An elastic cord can be stretched to it’s elastic limit by a load of 2N if a 35cm length of time cord is extended by 0.6cm by a force of0.5N what will be the length of the cord when the stretching force is 2.5N
To solve this question, we need to use Hooke's Law, which states that the extension of an elastic material is directly proportional to the force applied to it within its elastic limit.
Let's denote the original length of the cord as L0 and the original stretching force as F0. Given that the cord can be stretched to its elastic limit by a load of 2N, we can say that L0 + 0.6 cm will be the length of the cord at the elastic limit.

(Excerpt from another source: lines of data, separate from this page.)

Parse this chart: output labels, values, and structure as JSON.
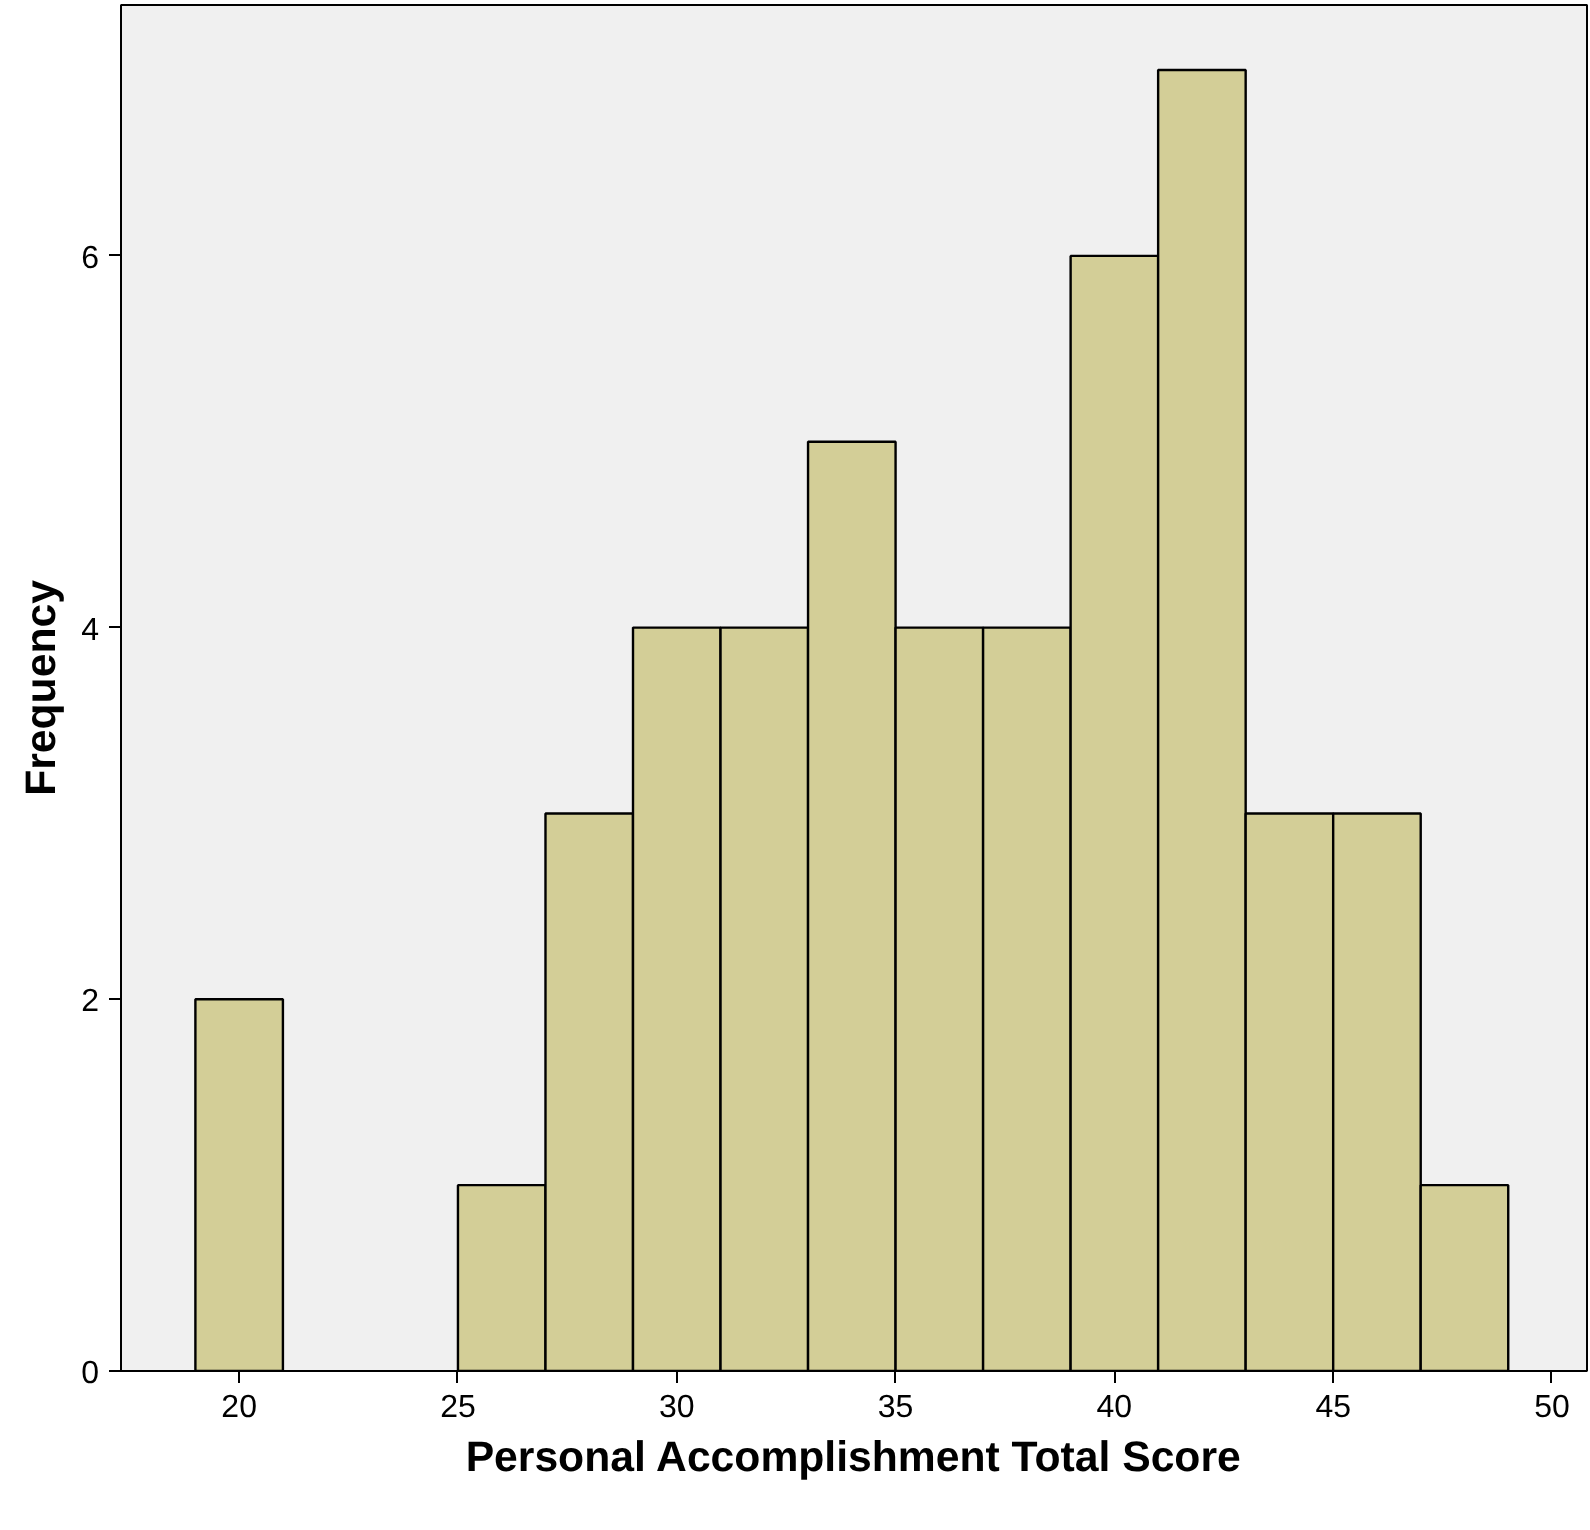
{
  "chart_data": {
    "type": "histogram",
    "xlabel": "Personal Accomplishment Total Score",
    "ylabel": "Frequency",
    "bins": [
      19,
      21,
      23,
      25,
      27,
      29,
      31,
      33,
      35,
      37,
      39,
      41,
      43,
      45,
      47,
      49
    ],
    "values": [
      2,
      0,
      0,
      1,
      3,
      4,
      4,
      5,
      4,
      4,
      6,
      7,
      3,
      3,
      1
    ],
    "color": "#d3ce97",
    "xlim": [
      17.3,
      50.8
    ],
    "xticks": [
      20,
      25,
      30,
      35,
      40,
      45,
      50
    ],
    "ylim": [
      0,
      7.35
    ],
    "yticks": [
      0,
      2,
      4,
      6
    ],
    "grid": false
  }
}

We can now set up a proportion to find the constant of proportionality (k) for this elastic cord:
(F0 / L0) = (2N / 0.6 cm)
To find the value of F0, we need to rearrange the equation:
F0 = (2N / 0.6 cm) * L0
Now, let's solve for L1, which will be the length of the cord when the stretching force is 2.5N. We can use the same proportionality constant (k):
(2.5N / L1) = (F0 / L0)
Rearranging the equation to find L1:
L1 = (F0 / L0) * (2.5N)
Plugging in the value of F0 from the previous equation:
L1 = [(2N / 0.6 cm) * L0 / L0] * (2.5N)
Simplifying the expression:
L1 = (2N / 0.6 cm) * (2.5N)
L1 = (5/3) * 2.5N
L1 = 12.5/3 cm
Therefore, the length of the cord when the stretching force is 2.5N will be approximately 4.17 cm.